Iraq's election season has turned into something of a free-for-all. There are no limits to how much airtime one can buy, nor on what can be said on air.
It's also permissible to give away free gifts. One of the most high-profile lists, the United Iraqi Alliance, an umbrella of 14 religious Shiite groups whose main parties now control the government, has been giving out business portfolios and calendars, along with other freebies that are aimed at bolstering their image as capable professionals, rather than fundamentalists.
Laila El-Khafaji, who is the campaign manager for the United Iraqi Alliance, declined to say how much the group had spent on the campaign, but said it was totally dependent "on the support of the people," who were working to carpet the country with banners and stickers. Local singers had been contracted to compose songs, which run regularly on their ads that feature a candle and religious themes.
"We're concentrating on the achievements the coalition has already made, such as passing the constitution," says Ms. El-Khafaji. "We feel we fulfilled the promises by completing the constitution in such a short period of time and passing it."
At the offices of Ad-Diyar Television, a privately owned Iraqi station that has been operating for a year and a half, a sort of enthusiastic pride fills the halls on the eve of the election.
By Tuesday, campaigning must stop. But until now, this has been one of the most sought-after venues. About 28 percent of Iraqis with televisions watch Ad-Diyar, news director Hassan Kamel says, and the station has been careful not to affiliate with any party.
That said, airtime goes to those who can pay. The price is about $10 a second, a high price for most in Iraq. Ahmad Chalabi, a one-time friend of the Bush administration and a candidate with enormous visibility ahead of Thursday's national ballot, has about 10 ads running on the station every day, Mr. Kamel says.
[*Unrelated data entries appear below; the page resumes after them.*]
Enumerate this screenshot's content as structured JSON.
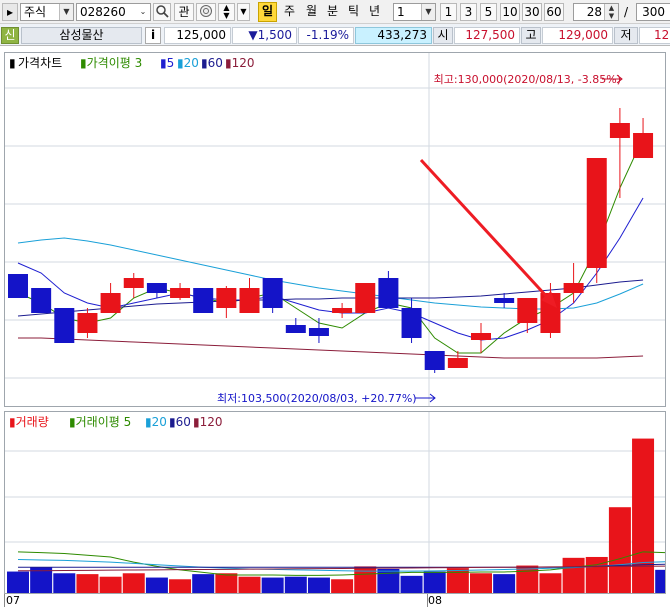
{
  "toolbar": {
    "market_select": "주식",
    "stock_code": "028260",
    "gwan_label": "관",
    "period_buttons": [
      "일",
      "주",
      "월",
      "분",
      "틱",
      "년"
    ],
    "interval_value": "1",
    "interval_buttons": [
      "1",
      "3",
      "5",
      "10",
      "30",
      "60"
    ],
    "count_value": "28",
    "count_separator": "/",
    "count_total": "300"
  },
  "quote": {
    "credit_badge": "신",
    "stock_name": "삼성물산",
    "info_button": "i",
    "price": "125,000",
    "change": "▼1,500",
    "change_pct": "-1.19%",
    "volume": "433,273",
    "open_label": "시",
    "open_value": "127,500",
    "high_label": "고",
    "high_value": "129,000",
    "low_label": "저",
    "low_value": "12"
  },
  "price_panel": {
    "legend_title": "가격차트",
    "legend_ma_label": "가격이평",
    "legend_periods": [
      "3",
      "5",
      "20",
      "60",
      "120"
    ],
    "high_annotation": "최고:130,000(2020/08/13, -3.85%)",
    "low_annotation": "최저:103,500(2020/08/03, +20.77%)"
  },
  "volume_panel": {
    "legend_title": "거래량",
    "legend_ma_label": "거래이평",
    "legend_periods": [
      "5",
      "20",
      "60",
      "120"
    ]
  },
  "xaxis": {
    "label_jul": "07",
    "label_aug": "08"
  },
  "colors": {
    "up": "#e8141a",
    "down": "#1414c8",
    "ma3": "#2e8b00",
    "ma5": "#1f1fd0",
    "ma20": "#1aa0d8",
    "ma60": "#1b1b8f",
    "ma120": "#8b1d3a",
    "arrow": "#ee1c24"
  },
  "chart_data": {
    "type": "candlestick",
    "ylim": [
      101000,
      133500
    ],
    "series": [
      {
        "name": "가격차트",
        "ohlc": [
          [
            113400,
            113400,
            111000,
            111000
          ],
          [
            112000,
            112000,
            109500,
            109500
          ],
          [
            110000,
            110000,
            106500,
            106500
          ],
          [
            107500,
            110000,
            107000,
            109500
          ],
          [
            109500,
            112500,
            109500,
            111500
          ],
          [
            112000,
            113500,
            111000,
            113000
          ],
          [
            112500,
            112500,
            111000,
            111500
          ],
          [
            111000,
            112500,
            110800,
            112000
          ],
          [
            112000,
            112000,
            109500,
            109500
          ],
          [
            110000,
            112200,
            109000,
            112000
          ],
          [
            109500,
            113000,
            109500,
            112000
          ],
          [
            113000,
            113000,
            109500,
            110000
          ],
          [
            108300,
            109000,
            107500,
            107500
          ],
          [
            108000,
            109000,
            106500,
            107200
          ],
          [
            109500,
            110500,
            109000,
            110000
          ],
          [
            109500,
            112500,
            109500,
            112500
          ],
          [
            113000,
            113700,
            110000,
            110000
          ],
          [
            110000,
            111000,
            106500,
            107000
          ],
          [
            105700,
            105700,
            103500,
            103800
          ],
          [
            104000,
            105700,
            104000,
            105000
          ],
          [
            106800,
            108500,
            105500,
            107500
          ],
          [
            111000,
            111500,
            110000,
            110500
          ],
          [
            108500,
            111000,
            107500,
            111000
          ],
          [
            107500,
            112500,
            107000,
            111500
          ],
          [
            111500,
            114500,
            110500,
            112500
          ],
          [
            114000,
            125000,
            112500,
            125000
          ],
          [
            127000,
            130000,
            121000,
            128500
          ],
          [
            125000,
            129000,
            125000,
            127500
          ]
        ]
      },
      {
        "name": "3",
        "values": [
          111500,
          110500,
          109000,
          108500,
          109000,
          111000,
          112000,
          111500,
          111000,
          110500,
          111000,
          111500,
          110000,
          108500,
          108000,
          109500,
          110500,
          110000,
          107000,
          105500,
          105500,
          107500,
          109000,
          110000,
          111500,
          116000,
          122000,
          127000
        ]
      },
      {
        "name": "5",
        "values": [
          114500,
          113500,
          111500,
          110500,
          110000,
          110500,
          111000,
          111500,
          111000,
          110800,
          110800,
          111200,
          110500,
          109800,
          109500,
          109500,
          110000,
          109500,
          108500,
          107500,
          106800,
          107000,
          107800,
          108800,
          110500,
          113500,
          117000,
          121000
        ]
      },
      {
        "name": "20",
        "values": [
          116500,
          116800,
          117000,
          116700,
          116300,
          115800,
          115300,
          114800,
          114300,
          113800,
          113300,
          112800,
          112400,
          112000,
          111700,
          111400,
          111100,
          110800,
          110500,
          110300,
          110100,
          110000,
          109900,
          109900,
          110000,
          110500,
          111400,
          112400
        ]
      },
      {
        "name": "60",
        "values": [
          109200,
          109400,
          109600,
          109800,
          110000,
          110200,
          110400,
          110500,
          110600,
          110700,
          110800,
          110800,
          110900,
          110900,
          111000,
          111000,
          111000,
          111000,
          111000,
          111100,
          111200,
          111400,
          111600,
          111800,
          112000,
          112300,
          112600,
          112800
        ]
      },
      {
        "name": "120",
        "values": [
          107000,
          107000,
          106900,
          106800,
          106700,
          106600,
          106500,
          106400,
          106300,
          106200,
          106100,
          106000,
          105900,
          105800,
          105700,
          105600,
          105500,
          105400,
          105300,
          105200,
          105100,
          105000,
          105000,
          105000,
          105000,
          105000,
          105100,
          105200
        ]
      }
    ],
    "volume": {
      "ylim": [
        0,
        1900000
      ],
      "values": [
        250000,
        300000,
        230000,
        220000,
        190000,
        230000,
        180000,
        160000,
        220000,
        230000,
        190000,
        180000,
        190000,
        180000,
        160000,
        310000,
        280000,
        200000,
        250000,
        290000,
        230000,
        220000,
        320000,
        230000,
        410000,
        420000,
        1000000,
        1800000,
        270000
      ],
      "ma5": [
        480000,
        470000,
        460000,
        440000,
        420000,
        360000,
        310000,
        270000,
        240000,
        210000,
        210000,
        210000,
        205000,
        205000,
        210000,
        220000,
        230000,
        240000,
        240000,
        240000,
        245000,
        245000,
        255000,
        270000,
        300000,
        330000,
        400000,
        480000,
        470000
      ],
      "ma20": [
        390000,
        385000,
        380000,
        370000,
        360000,
        345000,
        330000,
        315000,
        300000,
        290000,
        280000,
        275000,
        270000,
        265000,
        260000,
        255000,
        255000,
        255000,
        258000,
        262000,
        268000,
        274000,
        280000,
        288000,
        296000,
        310000,
        330000,
        355000,
        365000
      ],
      "ma60": [
        300000,
        300000,
        300000,
        300000,
        300000,
        300000,
        300000,
        300000,
        300000,
        300000,
        300000,
        300000,
        300000,
        300000,
        300000,
        300000,
        300000,
        300000,
        300000,
        300000,
        300000,
        300000,
        300000,
        300000,
        305000,
        310000,
        320000,
        330000,
        335000
      ],
      "ma120": [
        260000,
        260000,
        262000,
        264000,
        266000,
        268000,
        270000,
        272000,
        274000,
        276000,
        278000,
        280000,
        282000,
        284000,
        286000,
        288000,
        290000,
        292000,
        294000,
        296000,
        298000,
        300000,
        302000,
        304000,
        306000,
        308000,
        310000,
        312000,
        314000
      ]
    }
  }
}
"We're moving toward democracy, and what's the meaning of that without a free media?" he asks. "Today, we're afraid of armed terrorists more than we're afraid of the government."
Ad-Diyar's Jalal al-Yasari, a chief producer who speaks a comfortable English and is coordinating campaign advertisements for the channel, says some of the tapes the parties turned in were like home videos. "We realize that most people here don't know how to make a campaign. They thought you could just turn on the camera and say something," he says. "And the party which has no funds," he smiles, "the people don't know a thing about them."
Indeed, there are well over 200 lists running, and few of those will make a showing in the 275-seat assembly. One important question, analysts say, will be whether there will be a larger turnout of Sunni voters than in past elections.
A collection of leading Sunni parties, named the Iraqi Consensus Front, chose a stark slogan that papered the walls of the capital Monday: "Our goal is to get the invaders out and to rebuild the country."